C’era una volta…

di Giuseppe Ortu

C’era una volta. Cominciano sempre così le favole, le fiabe che si leggono ai bambini affinché possano ancora sognare ad occhi aperti, magari prima di addormentarsi per poi cadere in un sonno sereno cullati da racconti di principesse bellissime e principi che cavalcano bianchi destrieri. 

Le favole, si sa, non esistono. Sono racconti illusori che servono per rendere magico un mondo che tale non è. Un mondo cupo, pericoloso, triste. Un mondo pieno di miserie umane infinite. 

C’era una volta. Bella frase certo. Ma essa ha in sé una forte carica di malinconia. Si riferisce a un passato che esisteva una volta e che adesso non c’è più, sparito, passato, svanito come una bolla di sapone che fuoriesce da uno di quei giochini che piacevano tanto ai bambini di un tempo.

C’era una volta il calciatore bandiera. Colui che legava il suo nome, il suo destino, la sua vita a una squadra, una squadra sola. Era il vanto della propria tifoseria che lo idolatrava come un idolo greco. Le bandiere erano amate e rispettate anche dagli avversari, perché vedevano in loro il carattere forte, onesto, vibrante e vero dell’uomo tutto d’un pezzo. Mai in vendita, ricco di valori non barattabili. Di quegli uomini veri, da film di Sergio Leone, pronti a morire per un ideale, il mondo del calcio, e la vita, ne ha perso le tracce da molto tempo ormai. Sono sempre stati pochi e per questo sempre ricordati come dei miti. Gigi Riva, Totti. Capitani coraggiosi che hanno rinunciato a soldi, fama, titoli pur di perseguire la loro scelta di vita. Fatta anche di ostacoli e spine. 

Fino a ieri c’era anche Messi tra di loro, lassù, nel firmamento di Achille. Già, fino a ieri. Adesso la favola è finita. Il calcio non è proprio fatto per uomini veri. Quelli si trovano solo tra le pagine dei romanzi, tra le righe delle sceneggiature, nelle favole per i bambini. Le bandiere si stracciano dai pennoni e vengono trascinate via a forza da un forte vento di scirocco, umido e olezzoso, che si porta dietro tutto e tutti. Sogni, speranze, virtù.

Il mito di Messi andava oltre alla classe incommensurabile, al suo genio. La sua leggenda era anche dovuta al suo essere unico, il solo, the only one, la mosca bianca che in mezzo a tanti giramondo, girovaghi del pallone sempre alla ricerca di nuovi e più ricchi contratti, o perché mai contenti di se stessi, cambiano squadra su squadra. Messi era atipico, geniale anche nella sua unicità di essere legato a un’unico club, un unico popolo. Lui era calcio, famiglia e Barcelona. Lui aveva legato la sua vita, il suo nome e le sue magie a una città, a una squadra, a un club. Era quello che lo rendeva così speciale, al di là dei suoi goal o magie in campo. Tra tanti mercenari insicuri di loro stessi, lui emergeva con i suoi valori d’altri tempi. Adesso anche lui è rientrato nei ranghi andando ad affollare la schiera di tutti i calciatori che non riescono a legarsi a vita. Perché questo significa sacrificio, significa soffrire ma anche resistere. Significa amare. E l’amore è anche dolore; come in un matrimonio. Se ami, se vuoi bene, morirai prima di mollare. 

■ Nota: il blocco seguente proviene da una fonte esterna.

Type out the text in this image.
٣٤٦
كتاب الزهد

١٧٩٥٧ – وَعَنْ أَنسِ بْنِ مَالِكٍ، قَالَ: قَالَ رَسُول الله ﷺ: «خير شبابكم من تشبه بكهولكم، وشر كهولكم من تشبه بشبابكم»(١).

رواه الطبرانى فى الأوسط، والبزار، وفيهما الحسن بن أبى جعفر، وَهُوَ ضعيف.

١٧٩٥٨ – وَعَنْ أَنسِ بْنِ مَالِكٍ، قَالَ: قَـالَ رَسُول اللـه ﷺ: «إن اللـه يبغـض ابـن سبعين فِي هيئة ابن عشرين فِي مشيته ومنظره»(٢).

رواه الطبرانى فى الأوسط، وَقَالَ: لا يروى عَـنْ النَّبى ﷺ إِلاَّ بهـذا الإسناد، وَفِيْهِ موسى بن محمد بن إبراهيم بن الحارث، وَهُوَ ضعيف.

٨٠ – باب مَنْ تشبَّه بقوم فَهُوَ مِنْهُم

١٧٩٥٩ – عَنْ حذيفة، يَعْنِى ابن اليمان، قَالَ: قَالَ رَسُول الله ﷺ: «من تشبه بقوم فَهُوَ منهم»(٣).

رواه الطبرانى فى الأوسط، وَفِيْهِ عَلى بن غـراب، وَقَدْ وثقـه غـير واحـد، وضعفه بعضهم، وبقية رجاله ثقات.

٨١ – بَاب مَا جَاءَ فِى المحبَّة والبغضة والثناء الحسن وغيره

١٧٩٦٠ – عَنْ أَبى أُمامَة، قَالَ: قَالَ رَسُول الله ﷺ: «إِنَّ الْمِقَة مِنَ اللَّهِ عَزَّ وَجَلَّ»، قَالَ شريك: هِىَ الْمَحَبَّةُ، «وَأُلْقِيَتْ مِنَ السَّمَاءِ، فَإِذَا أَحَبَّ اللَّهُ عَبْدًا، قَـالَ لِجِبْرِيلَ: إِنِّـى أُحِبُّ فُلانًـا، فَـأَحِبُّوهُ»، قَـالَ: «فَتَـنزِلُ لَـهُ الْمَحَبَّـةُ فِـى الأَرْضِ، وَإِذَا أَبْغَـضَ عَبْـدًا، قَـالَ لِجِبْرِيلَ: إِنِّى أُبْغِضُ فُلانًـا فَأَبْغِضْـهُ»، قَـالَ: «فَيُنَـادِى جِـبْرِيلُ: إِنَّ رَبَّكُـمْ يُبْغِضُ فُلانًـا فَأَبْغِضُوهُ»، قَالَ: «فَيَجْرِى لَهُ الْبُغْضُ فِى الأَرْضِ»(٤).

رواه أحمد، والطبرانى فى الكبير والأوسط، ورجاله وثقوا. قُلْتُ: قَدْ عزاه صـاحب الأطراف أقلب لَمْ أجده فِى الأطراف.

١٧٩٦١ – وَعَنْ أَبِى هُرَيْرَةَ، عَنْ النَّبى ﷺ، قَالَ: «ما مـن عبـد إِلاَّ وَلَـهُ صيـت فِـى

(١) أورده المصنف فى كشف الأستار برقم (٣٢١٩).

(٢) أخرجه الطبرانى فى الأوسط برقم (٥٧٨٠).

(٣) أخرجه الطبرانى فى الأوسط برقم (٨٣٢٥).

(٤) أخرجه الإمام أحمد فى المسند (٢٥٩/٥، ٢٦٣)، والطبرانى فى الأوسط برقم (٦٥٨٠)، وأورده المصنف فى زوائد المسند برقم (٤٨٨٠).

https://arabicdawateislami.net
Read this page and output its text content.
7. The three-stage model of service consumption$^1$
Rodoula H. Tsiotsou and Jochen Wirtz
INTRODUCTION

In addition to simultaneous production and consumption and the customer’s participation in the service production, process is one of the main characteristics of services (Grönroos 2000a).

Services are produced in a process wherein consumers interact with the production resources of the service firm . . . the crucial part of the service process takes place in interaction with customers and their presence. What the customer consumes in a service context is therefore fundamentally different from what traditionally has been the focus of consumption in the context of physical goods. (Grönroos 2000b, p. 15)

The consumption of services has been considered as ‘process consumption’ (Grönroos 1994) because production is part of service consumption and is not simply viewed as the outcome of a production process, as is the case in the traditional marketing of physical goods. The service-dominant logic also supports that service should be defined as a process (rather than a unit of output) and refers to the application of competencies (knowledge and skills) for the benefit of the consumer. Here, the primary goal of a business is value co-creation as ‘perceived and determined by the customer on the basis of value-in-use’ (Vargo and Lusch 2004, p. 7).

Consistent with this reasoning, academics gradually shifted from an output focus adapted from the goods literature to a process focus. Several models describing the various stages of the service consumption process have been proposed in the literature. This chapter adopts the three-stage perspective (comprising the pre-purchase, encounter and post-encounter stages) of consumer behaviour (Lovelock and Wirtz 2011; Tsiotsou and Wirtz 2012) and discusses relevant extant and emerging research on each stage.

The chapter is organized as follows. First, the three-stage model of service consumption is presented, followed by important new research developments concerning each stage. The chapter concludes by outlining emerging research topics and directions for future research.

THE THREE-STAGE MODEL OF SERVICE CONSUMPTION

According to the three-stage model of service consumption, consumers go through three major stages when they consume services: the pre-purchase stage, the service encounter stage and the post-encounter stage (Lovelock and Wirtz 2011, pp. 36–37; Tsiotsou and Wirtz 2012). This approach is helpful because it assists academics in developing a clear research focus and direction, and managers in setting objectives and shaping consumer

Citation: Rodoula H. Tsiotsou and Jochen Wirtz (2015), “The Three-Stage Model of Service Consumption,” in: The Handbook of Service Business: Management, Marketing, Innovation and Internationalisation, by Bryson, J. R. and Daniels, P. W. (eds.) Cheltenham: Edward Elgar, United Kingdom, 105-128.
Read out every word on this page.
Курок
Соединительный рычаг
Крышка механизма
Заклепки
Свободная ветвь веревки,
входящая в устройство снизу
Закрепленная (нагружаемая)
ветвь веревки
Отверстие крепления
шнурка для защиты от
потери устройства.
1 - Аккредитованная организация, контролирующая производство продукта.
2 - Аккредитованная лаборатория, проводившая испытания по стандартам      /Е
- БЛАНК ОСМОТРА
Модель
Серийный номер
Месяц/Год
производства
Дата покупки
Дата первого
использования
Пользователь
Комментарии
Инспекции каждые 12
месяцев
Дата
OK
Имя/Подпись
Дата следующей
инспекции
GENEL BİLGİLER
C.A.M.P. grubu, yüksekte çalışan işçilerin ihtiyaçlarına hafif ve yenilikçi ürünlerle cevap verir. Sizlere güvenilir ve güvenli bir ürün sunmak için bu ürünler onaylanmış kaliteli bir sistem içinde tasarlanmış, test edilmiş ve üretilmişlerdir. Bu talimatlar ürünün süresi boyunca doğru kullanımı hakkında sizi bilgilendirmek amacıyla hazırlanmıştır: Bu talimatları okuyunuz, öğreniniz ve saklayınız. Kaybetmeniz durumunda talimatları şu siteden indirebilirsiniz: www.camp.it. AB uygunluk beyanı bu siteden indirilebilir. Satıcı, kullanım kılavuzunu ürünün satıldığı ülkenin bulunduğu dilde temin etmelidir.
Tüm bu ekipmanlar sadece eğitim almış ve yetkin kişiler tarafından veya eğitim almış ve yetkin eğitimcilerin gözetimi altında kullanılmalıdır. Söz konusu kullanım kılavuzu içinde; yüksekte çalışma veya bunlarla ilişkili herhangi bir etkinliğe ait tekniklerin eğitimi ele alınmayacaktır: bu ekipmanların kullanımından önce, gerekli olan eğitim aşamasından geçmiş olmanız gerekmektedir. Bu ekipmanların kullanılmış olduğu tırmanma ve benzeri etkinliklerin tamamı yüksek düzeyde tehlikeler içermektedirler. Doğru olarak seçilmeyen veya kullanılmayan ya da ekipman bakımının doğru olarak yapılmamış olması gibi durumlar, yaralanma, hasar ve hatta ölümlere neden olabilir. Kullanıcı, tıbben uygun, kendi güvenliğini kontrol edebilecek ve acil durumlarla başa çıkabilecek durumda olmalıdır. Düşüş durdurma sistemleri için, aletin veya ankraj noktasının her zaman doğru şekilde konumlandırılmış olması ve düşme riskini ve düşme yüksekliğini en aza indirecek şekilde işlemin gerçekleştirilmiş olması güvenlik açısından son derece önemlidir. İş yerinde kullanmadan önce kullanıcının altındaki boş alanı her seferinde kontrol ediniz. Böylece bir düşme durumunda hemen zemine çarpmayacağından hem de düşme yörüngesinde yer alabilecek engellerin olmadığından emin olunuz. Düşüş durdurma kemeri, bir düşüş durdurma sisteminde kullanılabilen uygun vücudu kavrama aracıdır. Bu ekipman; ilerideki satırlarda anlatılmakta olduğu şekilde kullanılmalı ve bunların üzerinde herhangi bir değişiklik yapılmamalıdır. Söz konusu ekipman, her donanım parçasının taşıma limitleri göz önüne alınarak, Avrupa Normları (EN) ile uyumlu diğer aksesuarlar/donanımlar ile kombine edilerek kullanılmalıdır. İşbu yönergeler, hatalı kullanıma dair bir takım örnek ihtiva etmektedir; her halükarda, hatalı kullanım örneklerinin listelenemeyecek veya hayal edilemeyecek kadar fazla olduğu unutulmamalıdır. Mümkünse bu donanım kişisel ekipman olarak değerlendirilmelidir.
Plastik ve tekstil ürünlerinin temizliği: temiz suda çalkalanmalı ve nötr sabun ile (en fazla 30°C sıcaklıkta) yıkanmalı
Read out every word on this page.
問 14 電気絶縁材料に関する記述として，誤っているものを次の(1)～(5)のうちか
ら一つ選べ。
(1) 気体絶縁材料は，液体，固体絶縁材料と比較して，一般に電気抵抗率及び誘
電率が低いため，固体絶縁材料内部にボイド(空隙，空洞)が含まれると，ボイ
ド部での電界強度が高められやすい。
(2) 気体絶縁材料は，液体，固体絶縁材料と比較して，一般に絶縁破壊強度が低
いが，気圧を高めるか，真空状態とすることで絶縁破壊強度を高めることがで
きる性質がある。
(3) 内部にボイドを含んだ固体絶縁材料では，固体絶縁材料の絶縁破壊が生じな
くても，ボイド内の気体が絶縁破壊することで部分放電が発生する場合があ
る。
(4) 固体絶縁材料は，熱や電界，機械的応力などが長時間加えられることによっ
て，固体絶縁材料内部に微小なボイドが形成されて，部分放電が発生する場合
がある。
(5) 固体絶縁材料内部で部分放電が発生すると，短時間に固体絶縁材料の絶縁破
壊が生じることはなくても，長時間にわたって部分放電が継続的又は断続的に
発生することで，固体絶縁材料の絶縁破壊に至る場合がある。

Con questo gesto la sua immagine di uomo viene sfregiata. Perde gran parte della sua grandezza che gli derivava proprio da quell’unicità. Sarà sempre il più grande calciatore della storia, ma da oggi sarà solo un calciatore. Nulla più.      

C’era una volta… e ora non c’è più. Anche l’ultima bandiera è andata via, scappata dalla porta posteriore come a suo tempo fece Neymar, nel silenzio più assoluto, come un ladro che agisce al buio, alla notte, mentre nessuno sta a guardare, mentre nessuno sente, come un codardo che non ha il coraggio di prendere la parola, guardare negli occhi chi lo ha osannato per tutta una vita e dire come stanno le cose, che non ha più voglia di essere amato, glorificato; che non ha più voglia di lottare per della gente che a sua volta ha lottato contro una dittatura e un destino crudele e che lo ha amato al di la di ogni altra cosa. Che è stanco dell’amore delle persone, di una città, di una regione perdutamente ai suoi piedi. Lawrence, Lawrence d’Arabia, ebbe a dire in un dialogo del film. «L’onore ha qualche valore anche tra i ladri, ma non ne ha alcuno tra i politici». Chissà cosa avrebbe detto a proposito di questa vicenda.